Hooboy.
Today's been one of those flurry of activity days that catch you off guard with their urgency.
I just finished a preliminary version of a production proposal I'm including in an application to a directing residency.
It's an amazing opportunity I heard about just in time -- the application is due tomorrow. So an artistic statement and two project statements later, I started labouring over Love's Labour's Lost, putting together a quick proposal of what I would like to do with a production of that play.
Good thing I was allowed to read the play today during telemarketing, because I'd never read it before. But when in doubt, especially in times of crisis, I always choose Shakespeare.
I was struck at first by how sassy and snarky the play is. It's really a lot faster and smarter than a lot of the early comedies, though at times it's very incoherent. But it was pretty easy to follow, until shit just got crazy at the end with another play-within-a-play a la Midsummer and then absolutely no one getting laid. Quite the let down of an ending.
Felt like a frat party to me, all the waving around to see who was the smartest and had the biggest dick in the room. The sorority girls acting all unimpressed, manipulating the boys into acting like fools. Everyone's just out to screw each other, and screw each other over. Everyone's quick to manipulate words to get around their meanings. Everyone's quick to lust. I didn't see much love.
Then the dudes dress up as fucking Russians (?) and try to impress the ladies, who are masked and switch identities. Immediately I googled "what did Muscovites mean to the English in the 1600s?" and found an article about Hermione's reference in The Winter's Tale to her Russian father, and how Russians were really just first starting to interact with the English around this time. They were of course associated with intense winters, and merciless tyrannical rulers like Ivan the Terrible, but also the English just thought they all were super manly. Like the men were respected for being hard, rough, strong men.
Hm hm hm.
So the Labour's boys dress up as uber-men (with big fake Russian beards) to impress the ladies, and they get TRICKED.

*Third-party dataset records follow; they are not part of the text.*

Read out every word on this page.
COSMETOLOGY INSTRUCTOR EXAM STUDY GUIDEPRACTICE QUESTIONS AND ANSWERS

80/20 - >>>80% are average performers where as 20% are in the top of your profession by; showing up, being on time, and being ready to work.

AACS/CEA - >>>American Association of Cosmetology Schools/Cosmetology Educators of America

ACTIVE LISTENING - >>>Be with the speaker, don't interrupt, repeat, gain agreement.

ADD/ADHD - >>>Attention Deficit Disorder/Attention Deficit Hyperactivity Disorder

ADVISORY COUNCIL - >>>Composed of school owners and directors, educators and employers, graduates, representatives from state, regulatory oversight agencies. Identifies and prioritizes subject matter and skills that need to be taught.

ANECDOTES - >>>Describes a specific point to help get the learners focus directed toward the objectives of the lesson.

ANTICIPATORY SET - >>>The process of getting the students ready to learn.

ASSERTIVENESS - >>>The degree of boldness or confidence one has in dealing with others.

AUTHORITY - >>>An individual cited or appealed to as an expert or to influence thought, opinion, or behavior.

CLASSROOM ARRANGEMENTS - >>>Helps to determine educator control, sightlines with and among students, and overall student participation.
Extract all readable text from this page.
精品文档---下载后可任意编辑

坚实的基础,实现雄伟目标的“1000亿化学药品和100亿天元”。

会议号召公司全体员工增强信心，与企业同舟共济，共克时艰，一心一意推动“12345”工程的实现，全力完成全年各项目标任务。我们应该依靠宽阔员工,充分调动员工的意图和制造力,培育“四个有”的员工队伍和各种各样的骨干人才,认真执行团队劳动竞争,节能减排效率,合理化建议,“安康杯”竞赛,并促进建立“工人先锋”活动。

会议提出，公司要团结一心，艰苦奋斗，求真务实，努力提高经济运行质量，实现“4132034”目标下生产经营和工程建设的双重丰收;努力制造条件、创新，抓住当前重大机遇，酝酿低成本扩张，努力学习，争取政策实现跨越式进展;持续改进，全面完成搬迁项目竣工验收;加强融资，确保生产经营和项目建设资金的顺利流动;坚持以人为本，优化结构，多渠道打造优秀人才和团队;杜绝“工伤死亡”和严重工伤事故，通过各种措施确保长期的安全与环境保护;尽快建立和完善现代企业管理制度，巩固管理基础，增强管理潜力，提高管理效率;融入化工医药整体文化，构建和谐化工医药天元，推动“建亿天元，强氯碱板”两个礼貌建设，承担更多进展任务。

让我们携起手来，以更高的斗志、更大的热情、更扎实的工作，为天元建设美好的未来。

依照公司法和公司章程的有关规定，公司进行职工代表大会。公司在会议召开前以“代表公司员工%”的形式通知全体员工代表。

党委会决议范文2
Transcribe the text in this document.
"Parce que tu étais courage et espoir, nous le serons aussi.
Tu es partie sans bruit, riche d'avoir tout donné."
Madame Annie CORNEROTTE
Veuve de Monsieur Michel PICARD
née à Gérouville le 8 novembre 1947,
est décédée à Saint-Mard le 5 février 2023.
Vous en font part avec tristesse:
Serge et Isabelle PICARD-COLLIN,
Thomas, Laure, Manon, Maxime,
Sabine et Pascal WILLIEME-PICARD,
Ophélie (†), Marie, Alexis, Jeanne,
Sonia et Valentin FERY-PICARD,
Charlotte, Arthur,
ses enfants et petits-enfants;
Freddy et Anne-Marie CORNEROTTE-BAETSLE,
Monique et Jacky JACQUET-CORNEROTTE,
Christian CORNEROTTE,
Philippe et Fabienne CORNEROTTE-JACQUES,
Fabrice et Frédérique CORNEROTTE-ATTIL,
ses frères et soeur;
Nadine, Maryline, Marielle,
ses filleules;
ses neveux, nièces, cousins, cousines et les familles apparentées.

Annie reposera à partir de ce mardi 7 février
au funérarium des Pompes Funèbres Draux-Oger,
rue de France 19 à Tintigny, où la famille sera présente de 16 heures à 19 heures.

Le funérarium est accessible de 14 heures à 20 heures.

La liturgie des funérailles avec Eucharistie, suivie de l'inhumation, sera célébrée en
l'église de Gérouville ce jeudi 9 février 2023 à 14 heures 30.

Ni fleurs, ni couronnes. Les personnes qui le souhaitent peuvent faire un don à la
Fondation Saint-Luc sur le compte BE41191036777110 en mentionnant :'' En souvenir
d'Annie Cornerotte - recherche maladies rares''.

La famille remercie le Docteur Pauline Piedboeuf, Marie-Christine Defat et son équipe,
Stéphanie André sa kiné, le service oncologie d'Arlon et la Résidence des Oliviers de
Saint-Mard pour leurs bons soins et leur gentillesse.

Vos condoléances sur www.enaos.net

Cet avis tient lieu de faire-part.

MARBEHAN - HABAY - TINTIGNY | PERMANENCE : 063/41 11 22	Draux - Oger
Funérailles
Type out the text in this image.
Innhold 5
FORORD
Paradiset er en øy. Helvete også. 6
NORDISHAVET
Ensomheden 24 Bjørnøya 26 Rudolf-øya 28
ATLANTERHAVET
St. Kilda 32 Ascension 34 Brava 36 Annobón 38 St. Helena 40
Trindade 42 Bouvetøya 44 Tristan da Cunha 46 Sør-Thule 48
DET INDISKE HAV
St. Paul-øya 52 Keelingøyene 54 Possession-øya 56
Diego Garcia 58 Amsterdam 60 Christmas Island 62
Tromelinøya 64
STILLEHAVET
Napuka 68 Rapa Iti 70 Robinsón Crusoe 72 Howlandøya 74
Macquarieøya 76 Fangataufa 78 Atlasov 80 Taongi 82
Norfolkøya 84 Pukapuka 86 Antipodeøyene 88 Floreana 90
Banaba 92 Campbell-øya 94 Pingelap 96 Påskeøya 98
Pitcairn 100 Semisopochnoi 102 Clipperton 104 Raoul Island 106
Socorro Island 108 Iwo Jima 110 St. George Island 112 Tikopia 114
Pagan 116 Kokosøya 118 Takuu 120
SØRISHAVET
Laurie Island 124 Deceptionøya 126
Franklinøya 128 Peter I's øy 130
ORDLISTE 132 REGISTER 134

The ladies switch identities and hide behind masks (clearly Nacho Libre Mexican wrestling masks because my play is set in an outdoor patio/beer garden space of a Mexican restaurant bar & grill) and they will just NOT let UP no matter HOW HARD the guys try to GET SOME.
Feel familiar, ladies? These gents take all the abuse, and they just won't take no for an answer.
Good thing hipsters Holofernes (what the fuck is that name?) and Sir Nathaniel arrive on the scene, and create this disastrously unintelligible "play" about the "Nine Worthies" (whatever they are, had to look them up quickly) and clowns get involved and it all just goes crazy.
Berowne, or Biron, the main frat dude we're supposed to like, gets mad at Armado, a Spaniard (guitarist in my production), and they're about to fight when the Princess gets a text that her dad's dead.
Party foul.
The mood does get sombre, the poetry gets richer, and the insanity is disbanded.
Everyone goes home, with promises (naive though they may feel) to stay faithful for a year.
Uh huh.
Right.
What are we left to feel? Berowne comments on how THIS ISN'T HOW SHAKESPEAREAN COMEDIES WORK, DUDES. Where's my wedding? Where's my sex? This isn't satisfying!
I feel like we sort of see, in the negative space where the play goes "wrong" for a comedy, how empty that conclusion would have been. None of these people are really in love. None of this is really about anything but one-upping each other. Is any of this really "labour?" Was anything really "lost?"
I've been writing about it for a while, so I'll stop. But more soon.